A Fast DistilBERT Pipeline for Transformer-based Language Models
Fast DistilBERT on CPUs
In this work, we propose a new pipeline for creating and running fast and parallelized fast transformer language models on high performance processors, leveraging hardware-aware pruning, knowledge distillation, quantization, and our own inference runtime engine with optimized kernels for sparse and quantized operators.
We demonstrate the efficiency of our pipeline by creating a fast distilbert model showing minimal accuracy loss on the question-answering question-answering question-answering squadv1.1 benchmark, and throughput results under typical production constraints and environments.
Authors
Haihao Shen, Ofir Zafrir, Bo Dong, Hengyu Meng, Xinyu Ye, Zhe Wang, Yi Ding, Hanwen Chang, Guy Boudoukh, Moshe Wasserblat
In this paper, we propose a new pipeline for creating and running fast transformer models on common machines.

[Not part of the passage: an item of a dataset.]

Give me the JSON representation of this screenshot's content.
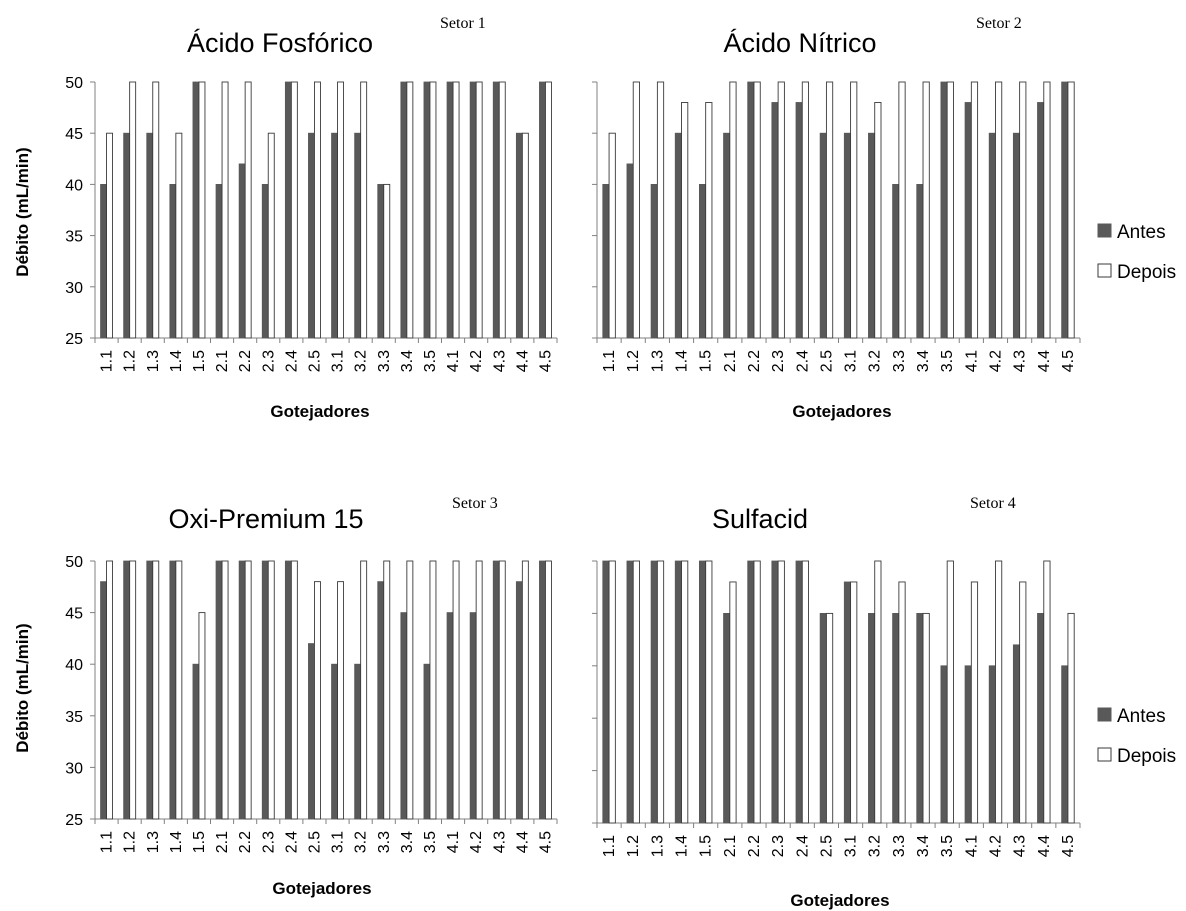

Our main contributions are threefold: 1) to propose a hardware-aware extreme compression technique for fast transformer models on cpus.
We demonstrate up to 1.5x performance gain over neural magic’s deepsparse engine and up to 4.1x performance gains over onnx runtime on common cpus from amazon web services (aws) under typical production constraints.
Result
We present the best inference solution for the production scenario of the transformer.
Our solution shows a consistent performance gain of 3.6x-4.1x over onnx runtime and outperforms neural magic by up to 50% for a range of sequence lengths.
We observe that our solution yields results comparable to the neural magic solution and performs 2x-3x better than onnx runtime.